Ontario has an average of 2.3 beds per 1,000 persons, and Brampton — with a population of some 600,000 — has less than 1 hospital bed per capita, Bejnar pointed out.
“We’re the 9th largest city in Canada and have one emergency room,” he said. “We will continue having a crisis in our emergency room for the foreseeable future because it appears this government is not prepared to do anything about it.”
Brampton taxpayers paid $60 million towards the new Peel Memorial Centre for Integrated Health and Wellness (Peel Memorial) because they were promised substantial improvements in the health-care system. Instead the truth of the matter is that there are patients lying in hallways of BCH for five days waiting for a bed to become available, he said.
“Funny, I have done research all across Canada, and no one else is running to build an ‘integrated centre for health and wellness,’” Bejnar said. “They (William Osler Health Centre) are touting that there may be some inpatient beds in phase 2 of Peel Memorial. Even if they start planning phase 2 tomorrow it will take 10 years to build and open. Can you imagine how the situation is going to be by then?”
Osler, he said, has planned a massive expansion of the Etobicoke General hospital slated to open next year. The $250-million addition will include an ER, ICU and other improvements.

“The City of Toronto taxpayers didn’t have a levy on their tax bill, then why should Brampton have to pay?” he asked. “It’s unacceptable. Since when does health care become a municipal responsibility?”
The exorbitant cost of the privatized P3 financing scheme, introduced in Brampton with Osler-managed BCH a decade ago, was a bad decision, Mehra said.

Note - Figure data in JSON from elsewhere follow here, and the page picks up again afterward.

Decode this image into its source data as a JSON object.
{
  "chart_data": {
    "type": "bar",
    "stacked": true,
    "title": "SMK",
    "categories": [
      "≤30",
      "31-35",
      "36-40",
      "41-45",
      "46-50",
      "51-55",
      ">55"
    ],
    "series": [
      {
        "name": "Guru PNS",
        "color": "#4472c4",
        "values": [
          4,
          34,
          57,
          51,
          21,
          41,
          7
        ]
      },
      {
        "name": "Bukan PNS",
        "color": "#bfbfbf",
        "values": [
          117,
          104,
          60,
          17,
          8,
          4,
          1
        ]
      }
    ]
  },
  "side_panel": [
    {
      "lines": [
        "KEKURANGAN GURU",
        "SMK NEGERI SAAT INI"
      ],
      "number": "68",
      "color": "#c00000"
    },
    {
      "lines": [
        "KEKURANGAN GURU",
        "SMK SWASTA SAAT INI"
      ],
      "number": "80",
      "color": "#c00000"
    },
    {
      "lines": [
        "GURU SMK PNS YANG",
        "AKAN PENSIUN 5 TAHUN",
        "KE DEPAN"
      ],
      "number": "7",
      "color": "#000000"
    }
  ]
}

“Essentially, Brampton paid for three hospitals to get one in the end,” Mehra said.
The Ontario Health Coalition’s executive director said hospital chief executives have been strangely passive about the almost decade-long cuts to their budget and have chosen not to out Queen’s Park.
Osler declined to talk to The Guardian about the specifics of the provincial budget and instead issued a statement.
“Osler welcomes the health care investments announced in the 2017 Ontario Budget, particularly in the areas of access to care and shortening of wait times,” Osler said in a statement. “We will continue to work with our partners in government and at the Central West Local Health Integration Network (LHIN) to determine the full implications for the hospital and to continue to provide the most-needed services to our community close to home.”